Tuesday, March 9, 2010
Maintaining Relationships: Stop Using the Words ‘Terminal’, ‘Dying’, ‘Hospice’, ‘Advance Directives’ and ‘Bereavement’ that Push Others Away
The best learning experiences for me have been times when I come away questioning core assumptions about the work I/we do. As palliative care folks, we try to help people understand where they are in relation to their disease and what their hopes and goals are for care. We offer treatments and resources to match those needs through, in part, supportive communication. What if, in our kind, well-meaning communication, we actually hurt or push away the very people we purport to serve? We may then feel misunderstood, even angry. (Sound like a relationship you’ve had?)
Diane Meier, MD gave an update on March 4th at the HPNA/AAHPM annual meeting entitled “Update on National Palliative Care News: How the Big Picture Affects You.” It was an enlightening, exciting, distressing update and call to action for the palliative care community. She made too many important points to discuss here, so let me pick one.
The new (to me) hot word in the political arena is “optics”. It’s all about how you see things - perception. Perception is in the eye of the audience. (Kind of like pain or shortness of breath is what the patient says it is.) We want and NEED to have a relationship with our patients and families who are part of the general public. We need them to perceive us as helpful and valuable both to serve them and to promote our vision of a holistic health care environment that matches patients’ preferences with appropriate care. So why do our patients/families, through the media and through our work, often NOT see us as helpful and valuable, but, as my son once proclaimed me, as “The Mistress of Death”? What, we must ask if we want to sustain a future in this relationship, is our part?

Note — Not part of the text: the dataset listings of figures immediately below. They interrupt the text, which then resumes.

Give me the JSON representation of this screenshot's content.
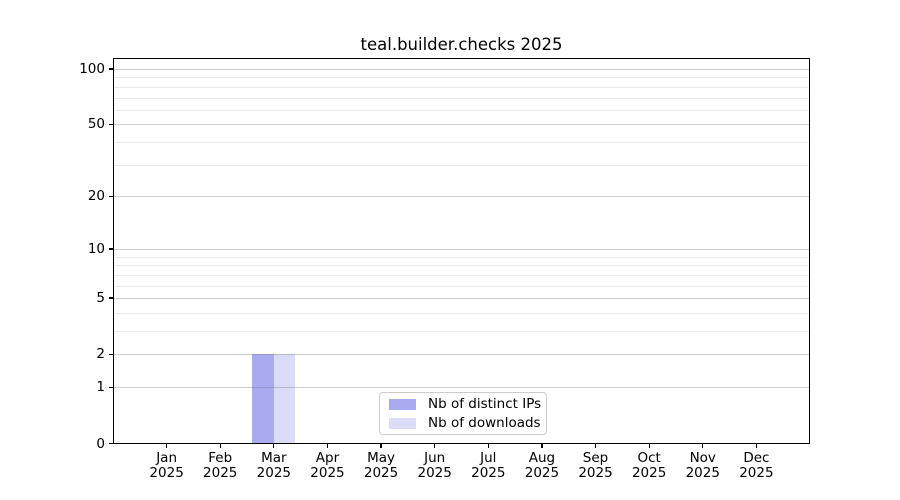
{
  "chart_data": {
    "type": "bar",
    "title": "teal.builder.checks 2025",
    "categories": [
      "Jan 2025",
      "Feb 2025",
      "Mar 2025",
      "Apr 2025",
      "May 2025",
      "Jun 2025",
      "Jul 2025",
      "Aug 2025",
      "Sep 2025",
      "Oct 2025",
      "Nov 2025",
      "Dec 2025"
    ],
    "series": [
      {
        "name": "Nb of distinct IPs",
        "color": "#aaaaf0",
        "values": [
          0,
          0,
          2,
          0,
          0,
          0,
          0,
          0,
          0,
          0,
          0,
          0
        ]
      },
      {
        "name": "Nb of downloads",
        "color": "#dcdcf8",
        "values": [
          0,
          0,
          2,
          0,
          0,
          0,
          0,
          0,
          0,
          0,
          0,
          0
        ]
      }
    ],
    "y_axis": {
      "scale": "log1p",
      "range": [
        0,
        100
      ],
      "major_ticks": [
        0,
        1,
        2,
        5,
        10,
        20,
        50,
        100
      ],
      "minor_gridlines": [
        3,
        4,
        6,
        7,
        8,
        9,
        30,
        40,
        60,
        70,
        80,
        90
      ]
    },
    "xlabel": "",
    "ylabel": "",
    "grid": true,
    "legend_position": "lower center",
    "colors": {
      "axis": "#000000",
      "major_grid": "#d0d0d0",
      "minor_grid": "#eaeaea",
      "background": "#ffffff",
      "text": "#000000"
    }
  }
}
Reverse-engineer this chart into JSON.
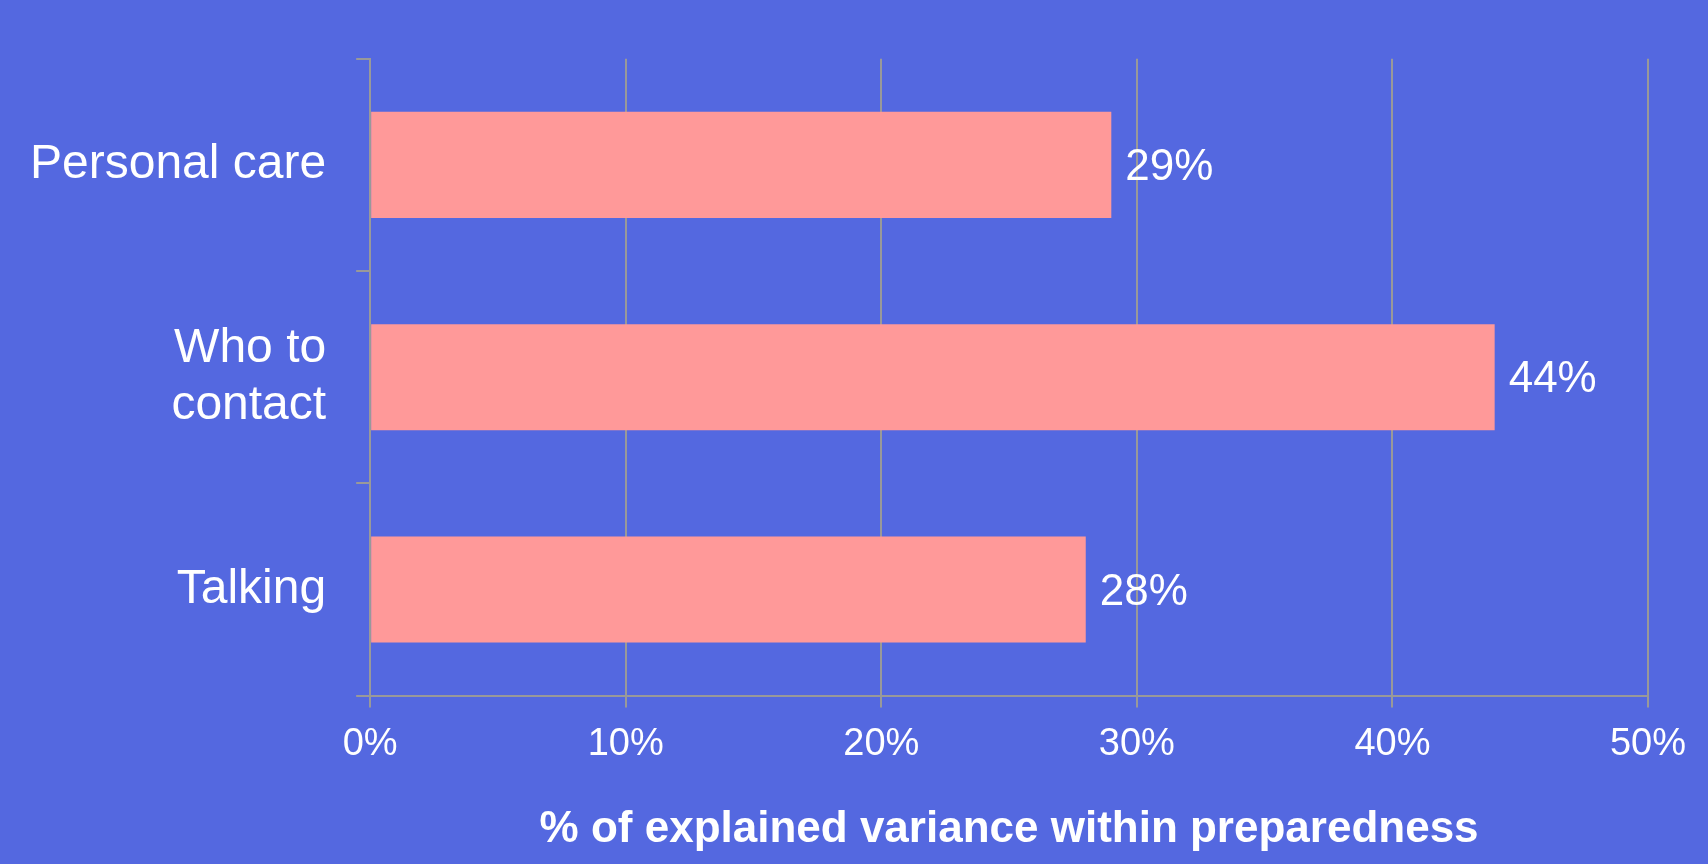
{
  "chart_data": {
    "type": "bar",
    "orientation": "horizontal",
    "xlabel": "% of explained variance within preparedness",
    "categories": [
      "Personal care",
      "Who to contact",
      "Talking"
    ],
    "values": [
      29,
      44,
      28
    ],
    "color": "#ff9999",
    "value_labels": [
      "29%",
      "44%",
      "28%"
    ],
    "xlim": [
      0,
      50
    ],
    "xticks": [
      {
        "value": 0,
        "label": "0%"
      },
      {
        "value": 10,
        "label": "10%"
      },
      {
        "value": 20,
        "label": "20%"
      },
      {
        "value": 30,
        "label": "30%"
      },
      {
        "value": 40,
        "label": "40%"
      },
      {
        "value": 50,
        "label": "50%"
      }
    ],
    "grid": "x",
    "legend": false
  }
}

Dr. Meier observed that we use language that associates palliative care with dying. Consistently. Language is important. Language creates perceptions and (may) define our relationships with the people we care about most. Consider that the tiny line in the proposed health care bill allowing physicians to be reimbursed for having a conversation every 5 years with their patients about advance directives DIED because of optics. It was perceived (used, twisted, misconstrued) by a few clever politicians that physicians were going to talk about dying and (logically, of course) talk people into dying. They quickly conveyed this idea to the general population, OUR audience – our audience who votes. Language. Optics.

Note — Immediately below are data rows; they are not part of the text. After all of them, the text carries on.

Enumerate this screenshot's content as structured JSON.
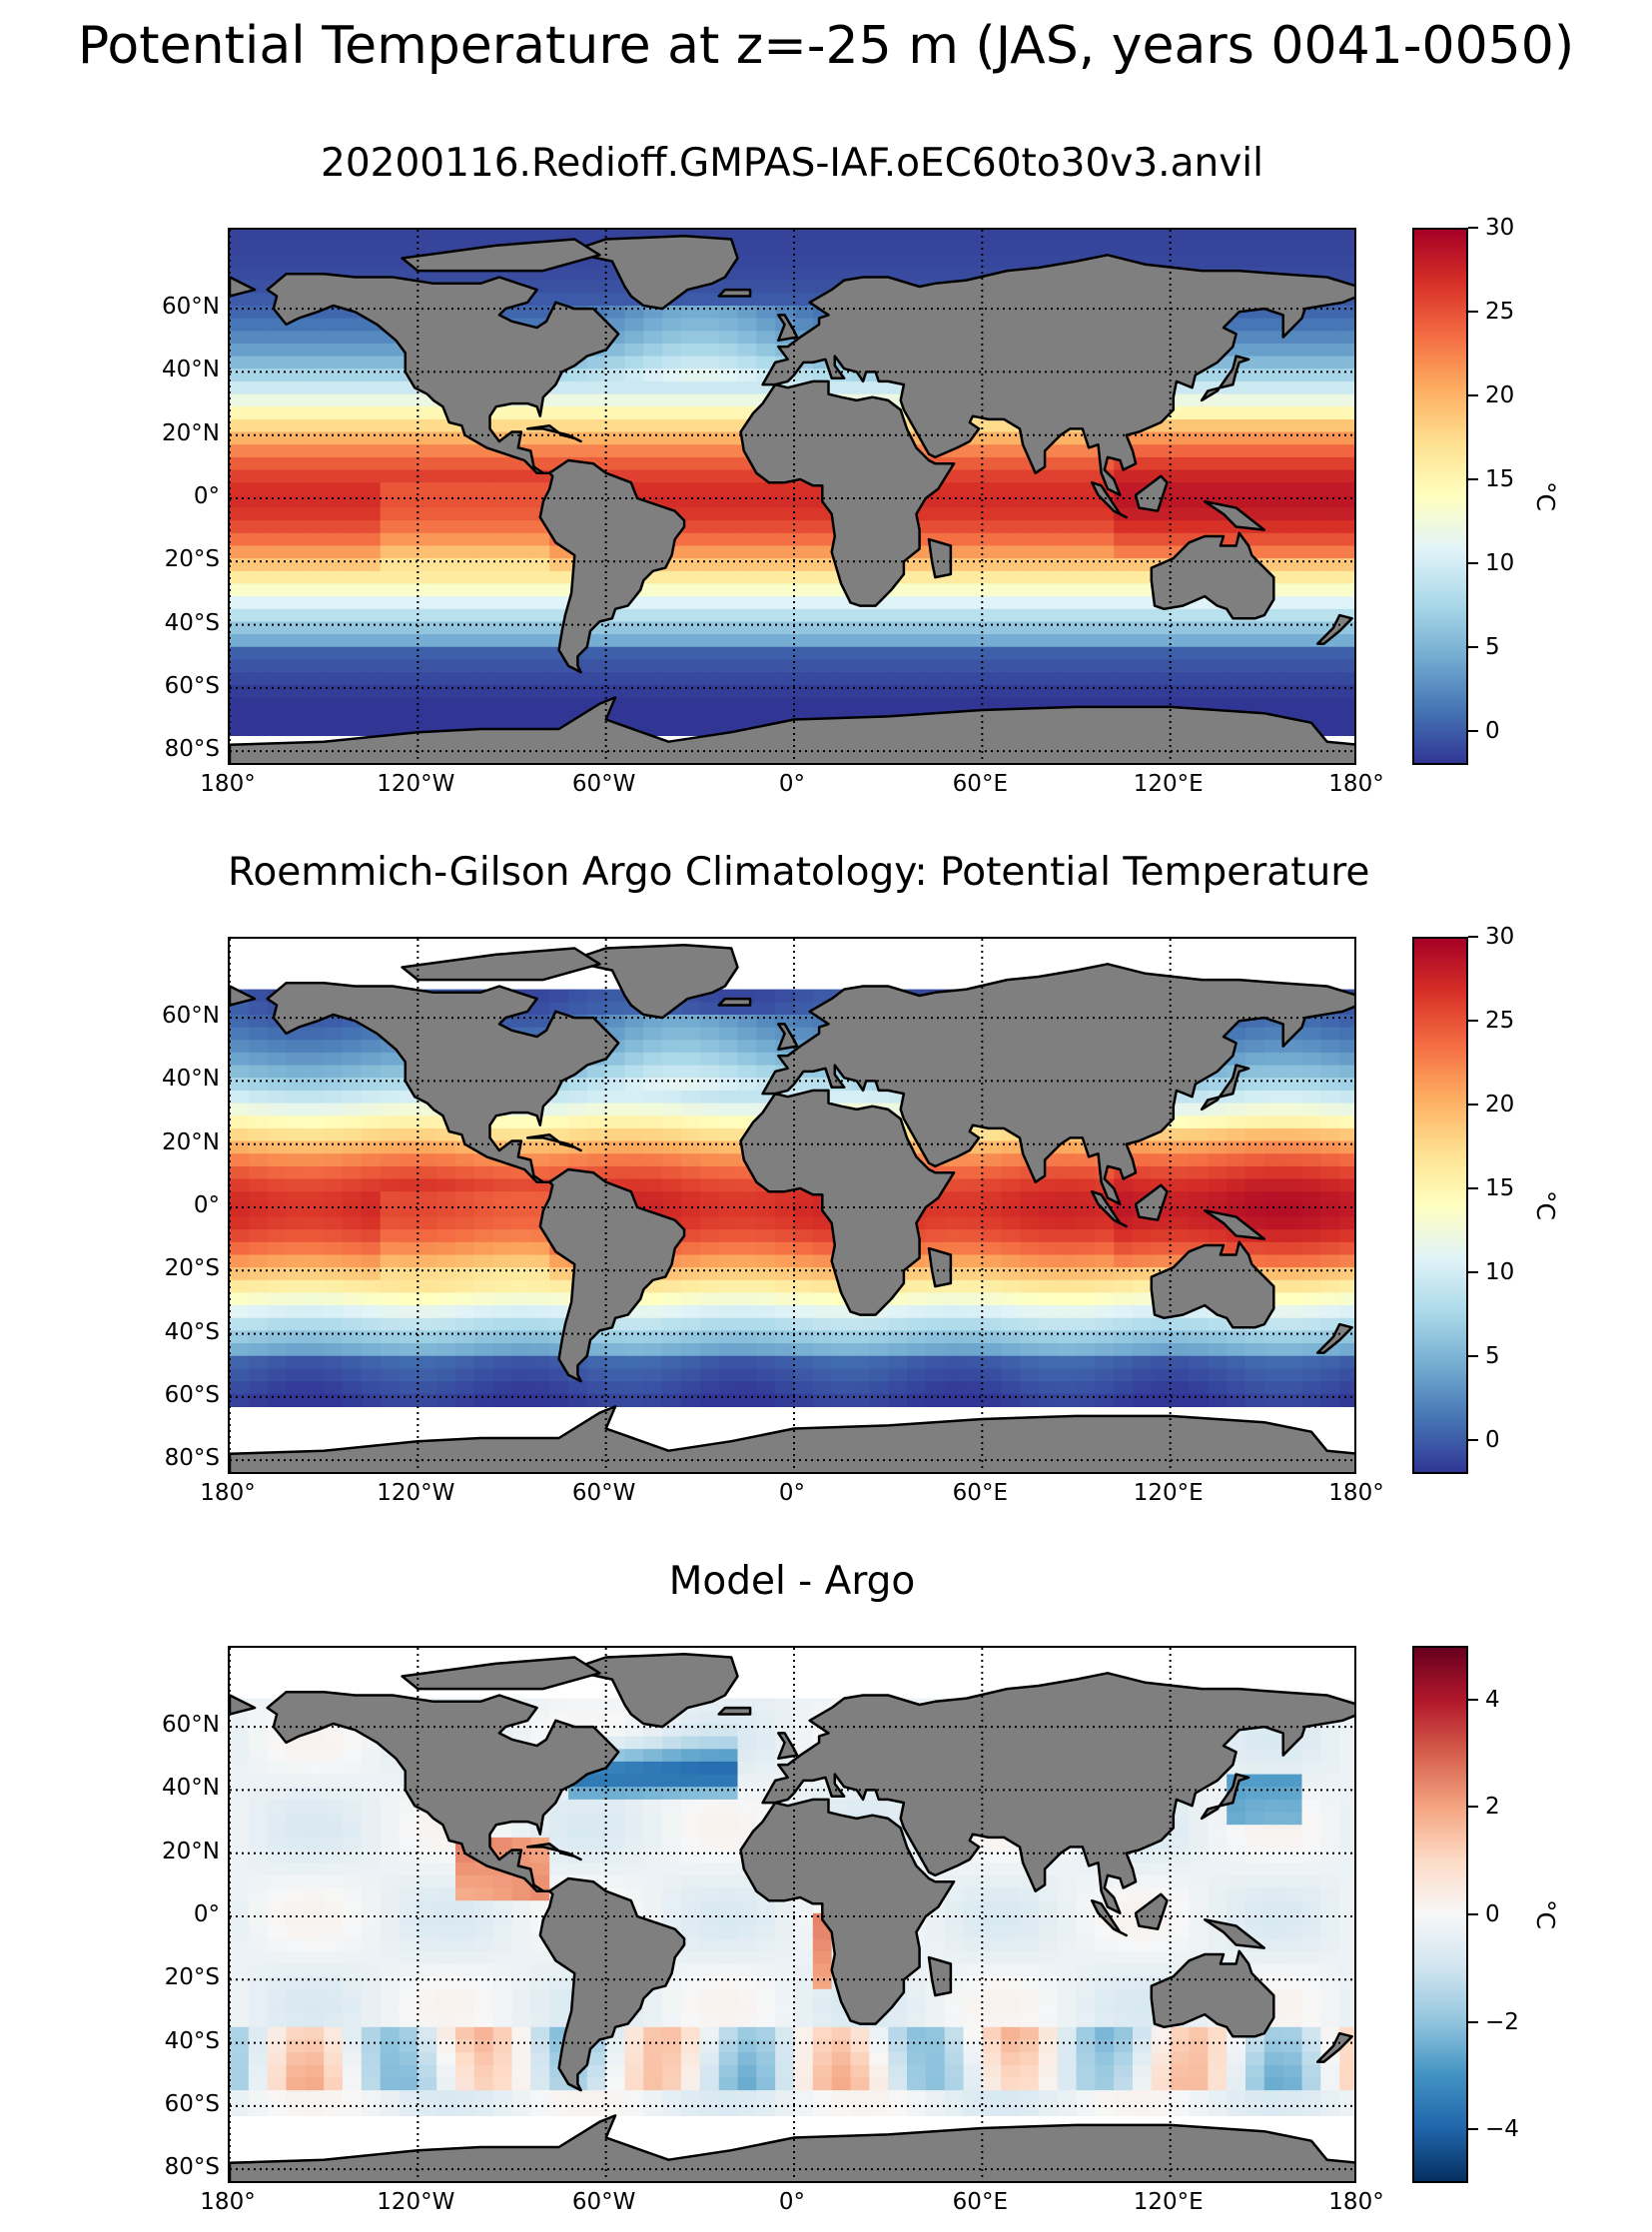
{
  "figure": {
    "title": "Potential Temperature at z=-25 m (JAS, years 0041-0050)"
  },
  "panels": [
    {
      "id": "model",
      "title": "20200116.Redioff.GMPAS-IAF.oEC60to30v3.anvil",
      "field": "model",
      "colormap": "RdYlBu_r",
      "colorbar": {
        "min": -2,
        "max": 30,
        "ticks": [
          0,
          5,
          10,
          15,
          20,
          25,
          30
        ],
        "tick_labels": [
          "0",
          "5",
          "10",
          "15",
          "20",
          "25",
          "30"
        ],
        "unit": "°C"
      }
    },
    {
      "id": "argo",
      "title": "Roemmich-Gilson Argo Climatology: Potential Temperature",
      "field": "obs",
      "colormap": "RdYlBu_r",
      "colorbar": {
        "min": -2,
        "max": 30,
        "ticks": [
          0,
          5,
          10,
          15,
          20,
          25,
          30
        ],
        "tick_labels": [
          "0",
          "5",
          "10",
          "15",
          "20",
          "25",
          "30"
        ],
        "unit": "°C"
      }
    },
    {
      "id": "bias",
      "title": "Model - Argo",
      "field": "bias",
      "colormap": "RdBu_r",
      "colorbar": {
        "min": -5,
        "max": 5,
        "ticks": [
          -4,
          -2,
          0,
          2,
          4
        ],
        "tick_labels": [
          "−4",
          "−2",
          "0",
          "2",
          "4"
        ],
        "unit": "°C"
      }
    }
  ],
  "axes": {
    "lat_ticks": [
      60,
      40,
      20,
      0,
      -20,
      -40,
      -60,
      -80
    ],
    "lat_labels": [
      "60°N",
      "40°N",
      "20°N",
      "0°",
      "20°S",
      "40°S",
      "60°S",
      "80°S"
    ],
    "lon_ticks": [
      -180,
      -120,
      -60,
      0,
      60,
      120,
      180
    ],
    "lon_labels": [
      "180°",
      "120°W",
      "60°W",
      "0°",
      "60°E",
      "120°E",
      "180°"
    ],
    "lon_range": [
      -180,
      180
    ],
    "lat_range": [
      -85,
      85
    ]
  },
  "colors": {
    "land": "#7f7f7f",
    "coast": "#000000",
    "missing": "#ffffff"
  }
}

Our audience – patients and families – often don’t want to hear about dying. Death and dying is scary. Scary equals reactionary sound bites (i.e. death panels) that can dash any hope we have of reasonable reform and ongoing open relationships. (Ex. Advance directives talks with your physician = dying = fear = death panel = killing Granny and babies with Down’s syndrome). And guess what other words also equal death to our audience? Terminal. Advance directives. End-of-life. Hospice. Yes, and even bereavement. As long as the majority of our patients/families (to say nothing of our health care colleagues) associate palliative care with dying, they will not have access to our services.

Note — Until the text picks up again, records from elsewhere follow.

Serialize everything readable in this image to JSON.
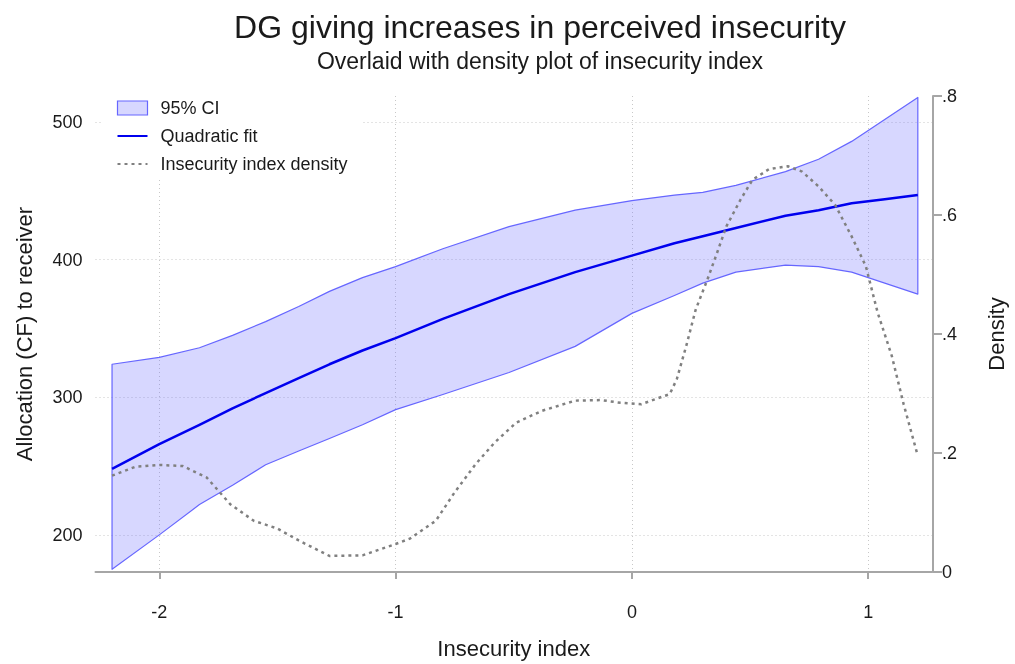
{
  "chart_data": {
    "type": "line",
    "title": "DG giving increases in perceived insecurity",
    "subtitle": "Overlaid with density plot of insecurity index",
    "xlabel": "Insecurity index",
    "ylabel": "Allocation (CF) to receiver",
    "y2label": "Density",
    "xlim": [
      -2.27,
      1.27
    ],
    "xticks": [
      -2,
      -1,
      0,
      1
    ],
    "ylim": [
      173,
      519
    ],
    "yticks": [
      200,
      300,
      400,
      500
    ],
    "y2lim": [
      0,
      0.8
    ],
    "y2ticks": [
      0,
      {
        "value": 0.2,
        "label": ".2"
      },
      {
        "value": 0.4,
        "label": ".4"
      },
      {
        "value": 0.6,
        "label": ".6"
      },
      {
        "value": 0.8,
        "label": ".8"
      }
    ],
    "grid": true,
    "legend": "top left",
    "marker": "none",
    "series": [
      {
        "name": "95% CI",
        "type": "area",
        "color": "#6666ff"
      },
      {
        "name": "Quadratic fit",
        "color": "#0000ee",
        "line_style": "solid",
        "x": [
          -2.2,
          -2,
          -1.83,
          -1.69,
          -1.55,
          -1.41,
          -1.28,
          -1.14,
          -1,
          -0.8,
          -0.52,
          -0.24,
          0,
          0.18,
          0.3,
          0.44,
          0.65,
          0.79,
          0.93,
          1.07,
          1.21
        ],
        "values": [
          248,
          266,
          280,
          292,
          303,
          314,
          324,
          334,
          343,
          357,
          375,
          391,
          403,
          412,
          417,
          423,
          432,
          436,
          441,
          444,
          447
        ],
        "upper": [
          324,
          329,
          336,
          345,
          355,
          366,
          377,
          387,
          395,
          408,
          424,
          436,
          443,
          447,
          449,
          454,
          464,
          473,
          486,
          502,
          518
        ],
        "lower": [
          175,
          200,
          222,
          236,
          251,
          261,
          270,
          280,
          291,
          302,
          318,
          337,
          361,
          374,
          383,
          391,
          396,
          395,
          391,
          383,
          375
        ]
      },
      {
        "name": "Insecurity index density",
        "axis": "y2",
        "color": "#808080",
        "line_style": "dotted",
        "x": [
          -2.2,
          -2.1,
          -2,
          -1.9,
          -1.8,
          -1.7,
          -1.6,
          -1.5,
          -1.41,
          -1.28,
          -1.14,
          -1,
          -0.94,
          -0.83,
          -0.75,
          -0.66,
          -0.58,
          -0.49,
          -0.38,
          -0.24,
          -0.13,
          -0.06,
          0.04,
          0.11,
          0.16,
          0.19,
          0.23,
          0.27,
          0.32,
          0.36,
          0.4,
          0.46,
          0.51,
          0.58,
          0.66,
          0.72,
          0.79,
          0.86,
          0.93,
          0.99,
          1.04,
          1.1,
          1.15,
          1.21
        ],
        "values": [
          0.162,
          0.177,
          0.18,
          0.178,
          0.159,
          0.114,
          0.086,
          0.073,
          0.053,
          0.027,
          0.028,
          0.047,
          0.056,
          0.086,
          0.134,
          0.182,
          0.218,
          0.251,
          0.271,
          0.288,
          0.289,
          0.285,
          0.282,
          0.292,
          0.299,
          0.324,
          0.38,
          0.441,
          0.492,
          0.536,
          0.581,
          0.626,
          0.659,
          0.677,
          0.682,
          0.673,
          0.648,
          0.617,
          0.564,
          0.514,
          0.436,
          0.363,
          0.282,
          0.195
        ]
      }
    ]
  }
}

Whoa, this is a lot to take in. You mean don’t use the words we have been using for decades to demystify the fear and denial of death in our culture? Isn’t this who we are? What about the movement we have come to birth, nurture and protect? Really, stop using those words?
On the other hand, if these words cause others to retreat from our services, how does it serve either of us? Does rubbing someone’s nose in something we feel is important make them want to be our friends? Probably not.
OK, let’s go back to our part in this relationship. In any relationship, intimate or professional, we make compromises. We decide how much we are willing to compromise to maintain the relationship and how much to hold our ground lest we lose our integrity, our selves. Like good palliative care folks, we must ask ourselves, what are the perceived benefits and anticipated risks?
Everywhere we merge the terms hospice and palliative care. Even our national organizations merge the words: Hospice and Palliative Nurses Association, American Academy of Hospice and Palliative Care Physicians, The National Hospice and Palliative Care Organization. Yet hospice care is a subset of care for the dying which is a subset of palliative care. If we really want to separate the perception that palliative care is about dying, do we need to have separate national organizations? Separate certification and educational programs? Do we need to rename palliative care “supportive care”? This may seem outrageous to some. But we must ask, what are OUR goals? I certainly don’t have the answers, but I think the questions are really important.